Chassidut’s parable for this is of a man searching for a melody that he lost. Although he does not remember the lost melody, he does know that any other melody is not the one he is searching for. In the same manner, our soul longs for something that – even if it does not know what it is – it is not willing to exchange it for something else. In a certain way, the longing will always remain amorphous and inexplicable because the object of the longing, the Almighty, is also above our grasp and comprehension.

It makes no difference how bad our situation is and to what depths we may sink. The true will of the heart, our longing for God, for the lost melody, will always remain unblemished at its core. Since it is described as being a super-rational drive, it cannot be blemished by our actions.

This is the key to the rectification of the soul. Even if we have blemished the covenant and brought ourselves to a lowly state, deep inside we have a gift that is not ours and is not dependent upon us or our actions. We did not create it and we cannot blemish it. It is our job to reach inward to reveal this state of longing, to highlight and intensify it.

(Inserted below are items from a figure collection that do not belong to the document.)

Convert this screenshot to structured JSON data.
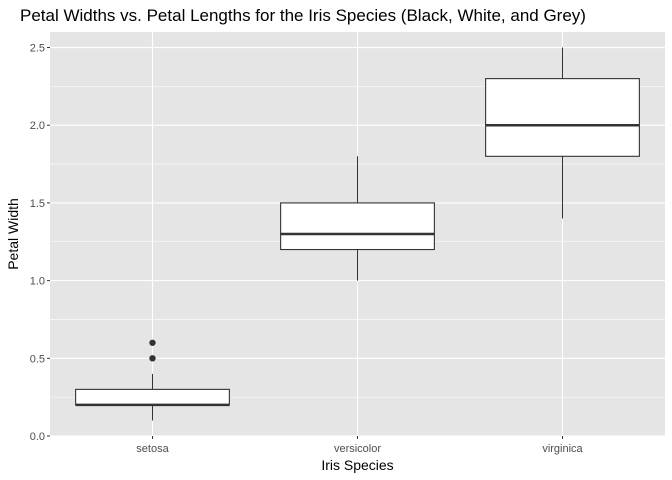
{
  "chart_data": {
    "type": "boxplot",
    "title": "Petal Widths vs. Petal Lengths for the Iris Species (Black, White, and Grey)",
    "xlabel": "Iris Species",
    "ylabel": "Petal Width",
    "categories": [
      "setosa",
      "versicolor",
      "virginica"
    ],
    "ylim": [
      0,
      2.6
    ],
    "yticks": [
      0.0,
      0.5,
      1.0,
      1.5,
      2.0,
      2.5
    ],
    "ytick_labels": [
      "0.0",
      "0.5",
      "1.0",
      "1.5",
      "2.0",
      "2.5"
    ],
    "boxes": [
      {
        "category": "setosa",
        "whisker_low": 0.1,
        "q1": 0.2,
        "median": 0.2,
        "q3": 0.3,
        "whisker_high": 0.4,
        "outliers": [
          0.5,
          0.6
        ]
      },
      {
        "category": "versicolor",
        "whisker_low": 1.0,
        "q1": 1.2,
        "median": 1.3,
        "q3": 1.5,
        "whisker_high": 1.8,
        "outliers": []
      },
      {
        "category": "virginica",
        "whisker_low": 1.4,
        "q1": 1.8,
        "median": 2.0,
        "q3": 2.3,
        "whisker_high": 2.5,
        "outliers": []
      }
    ],
    "grid": true,
    "legend": "none",
    "colors": {
      "panel": "#e5e5e5",
      "grid": "#ffffff",
      "box_fill": "#ffffff",
      "box_line": "#333333",
      "outlier": "#333333"
    }
  }
}
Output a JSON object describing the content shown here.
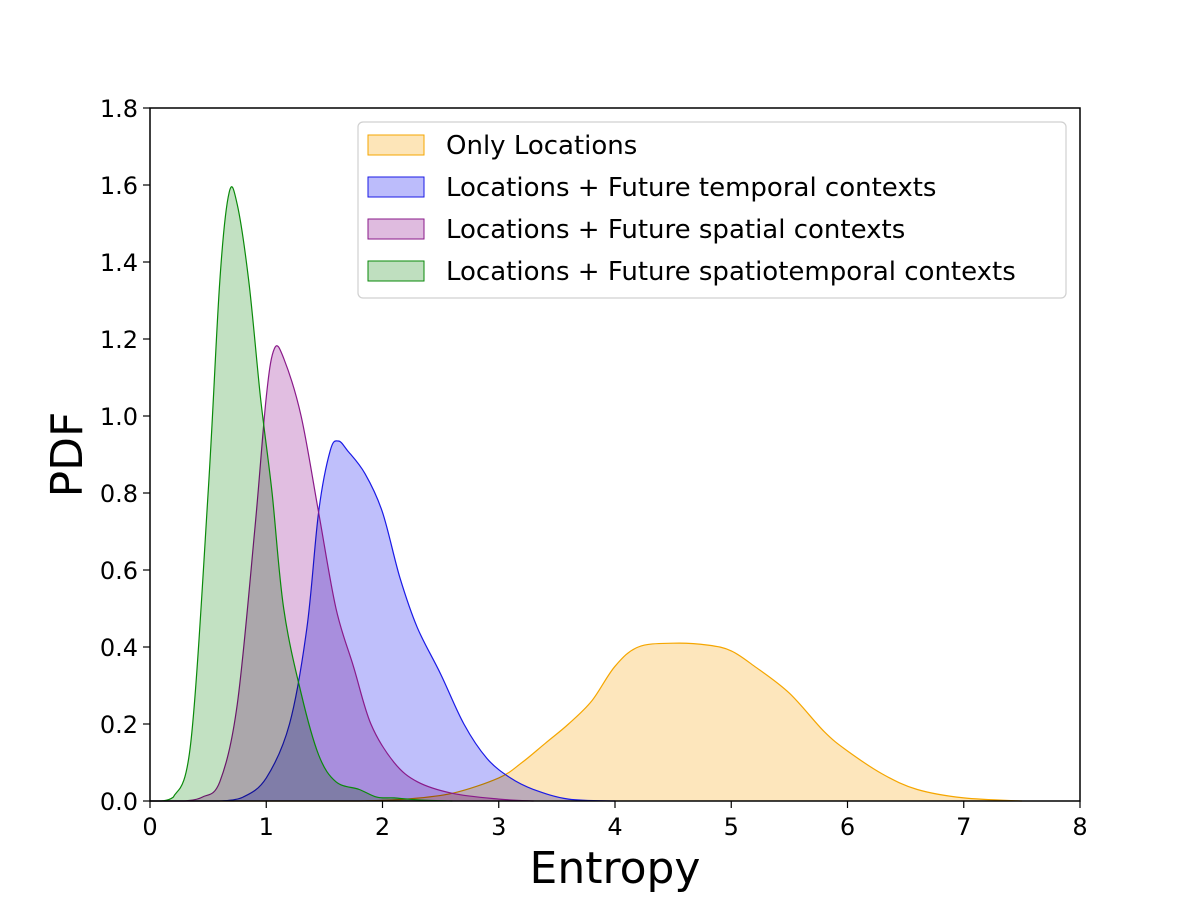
{
  "chart_data": {
    "type": "area",
    "title": "",
    "xlabel": "Entropy",
    "ylabel": "PDF",
    "xlim": [
      0,
      8
    ],
    "ylim": [
      0,
      1.8
    ],
    "xticks": [
      "0",
      "1",
      "2",
      "3",
      "4",
      "5",
      "6",
      "7",
      "8"
    ],
    "yticks": [
      "0.0",
      "0.2",
      "0.4",
      "0.6",
      "0.8",
      "1.0",
      "1.2",
      "1.4",
      "1.6",
      "1.8"
    ],
    "grid": false,
    "legend_position": "top-right",
    "series": [
      {
        "name": "Only Locations",
        "fill": "#fde5b8",
        "stroke": "#f5a600",
        "points": [
          [
            1.8,
            0
          ],
          [
            2.2,
            0.005
          ],
          [
            2.6,
            0.02
          ],
          [
            3.0,
            0.06
          ],
          [
            3.2,
            0.1
          ],
          [
            3.4,
            0.15
          ],
          [
            3.6,
            0.2
          ],
          [
            3.8,
            0.26
          ],
          [
            4.0,
            0.35
          ],
          [
            4.2,
            0.4
          ],
          [
            4.5,
            0.41
          ],
          [
            4.8,
            0.405
          ],
          [
            5.0,
            0.39
          ],
          [
            5.2,
            0.35
          ],
          [
            5.5,
            0.28
          ],
          [
            5.8,
            0.18
          ],
          [
            6.0,
            0.13
          ],
          [
            6.3,
            0.07
          ],
          [
            6.6,
            0.03
          ],
          [
            7.0,
            0.008
          ],
          [
            7.5,
            0
          ]
        ]
      },
      {
        "name": "Locations + Future temporal contexts",
        "fill": "#bcbcfb",
        "stroke": "#1a1ae6",
        "points": [
          [
            0.6,
            0
          ],
          [
            0.8,
            0.01
          ],
          [
            1.0,
            0.06
          ],
          [
            1.2,
            0.2
          ],
          [
            1.35,
            0.45
          ],
          [
            1.45,
            0.75
          ],
          [
            1.55,
            0.91
          ],
          [
            1.62,
            0.935
          ],
          [
            1.7,
            0.91
          ],
          [
            1.85,
            0.85
          ],
          [
            2.0,
            0.75
          ],
          [
            2.15,
            0.58
          ],
          [
            2.3,
            0.45
          ],
          [
            2.5,
            0.33
          ],
          [
            2.7,
            0.2
          ],
          [
            2.9,
            0.11
          ],
          [
            3.1,
            0.06
          ],
          [
            3.3,
            0.03
          ],
          [
            3.6,
            0.005
          ],
          [
            4.0,
            0
          ]
        ]
      },
      {
        "name": "Locations + Future spatial contexts",
        "fill": "#dfbbdf",
        "stroke": "#8a1a8a",
        "points": [
          [
            0.3,
            0
          ],
          [
            0.45,
            0.01
          ],
          [
            0.6,
            0.05
          ],
          [
            0.75,
            0.25
          ],
          [
            0.9,
            0.7
          ],
          [
            1.0,
            1.05
          ],
          [
            1.07,
            1.175
          ],
          [
            1.15,
            1.15
          ],
          [
            1.3,
            1.0
          ],
          [
            1.45,
            0.75
          ],
          [
            1.6,
            0.5
          ],
          [
            1.75,
            0.35
          ],
          [
            1.9,
            0.2
          ],
          [
            2.1,
            0.1
          ],
          [
            2.3,
            0.05
          ],
          [
            2.6,
            0.02
          ],
          [
            3.0,
            0.005
          ],
          [
            3.3,
            0
          ]
        ]
      },
      {
        "name": "Locations + Future spatiotemporal contexts",
        "fill": "#bfdfbf",
        "stroke": "#0a8a0a",
        "points": [
          [
            0.1,
            0
          ],
          [
            0.2,
            0.01
          ],
          [
            0.35,
            0.15
          ],
          [
            0.5,
            0.8
          ],
          [
            0.6,
            1.35
          ],
          [
            0.68,
            1.58
          ],
          [
            0.75,
            1.55
          ],
          [
            0.85,
            1.35
          ],
          [
            0.95,
            1.05
          ],
          [
            1.05,
            0.8
          ],
          [
            1.15,
            0.5
          ],
          [
            1.3,
            0.28
          ],
          [
            1.45,
            0.12
          ],
          [
            1.6,
            0.05
          ],
          [
            1.8,
            0.03
          ],
          [
            1.95,
            0.01
          ],
          [
            2.1,
            0.008
          ],
          [
            2.3,
            0.003
          ],
          [
            2.6,
            0
          ]
        ]
      }
    ]
  }
}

Sometimes, we may feel like quashing the longing—the will of the heart—and repressing the fact that it exists. This can happen because of a lack of awareness or because we fear expressing unexplained longing. We may not be sure where it will lead us. If we wish to rectify ourselves, however, we must express this longing at every opportunity. It can be in prayer, in song, in a gathering of friends, in Torah study or fulfillment of mitzvot.

To be continued….

[1]. This article is based on a class given by Rabbi Ginsburgh on a short essay by the Alter Rebbe given on his yahrzeit, 24 Tevet 5779. The full annotated transcript from this class appeared in Ve’abita (Hebrew) for parashat Bo 5779, pp. 22-30. It can be accessed online on the following link: http://www.pnimi.org.il/images/files/Vaabita/bo_79.pdf.

[2]. See Igrot Kodesh – Vol. 9, Letter #2642, accessible online on the following link: https://chabadlibrary.org/books/admur/ig/9/2642.htm.

[3]. In an intercalated year (such as 5782, our present year), two more weeks are added—Terumah and Tetzaveh—and the initials become Shovavim Tat.

[4]. Ma’amarei Admur Hazaken – Haketzareem, p. 549.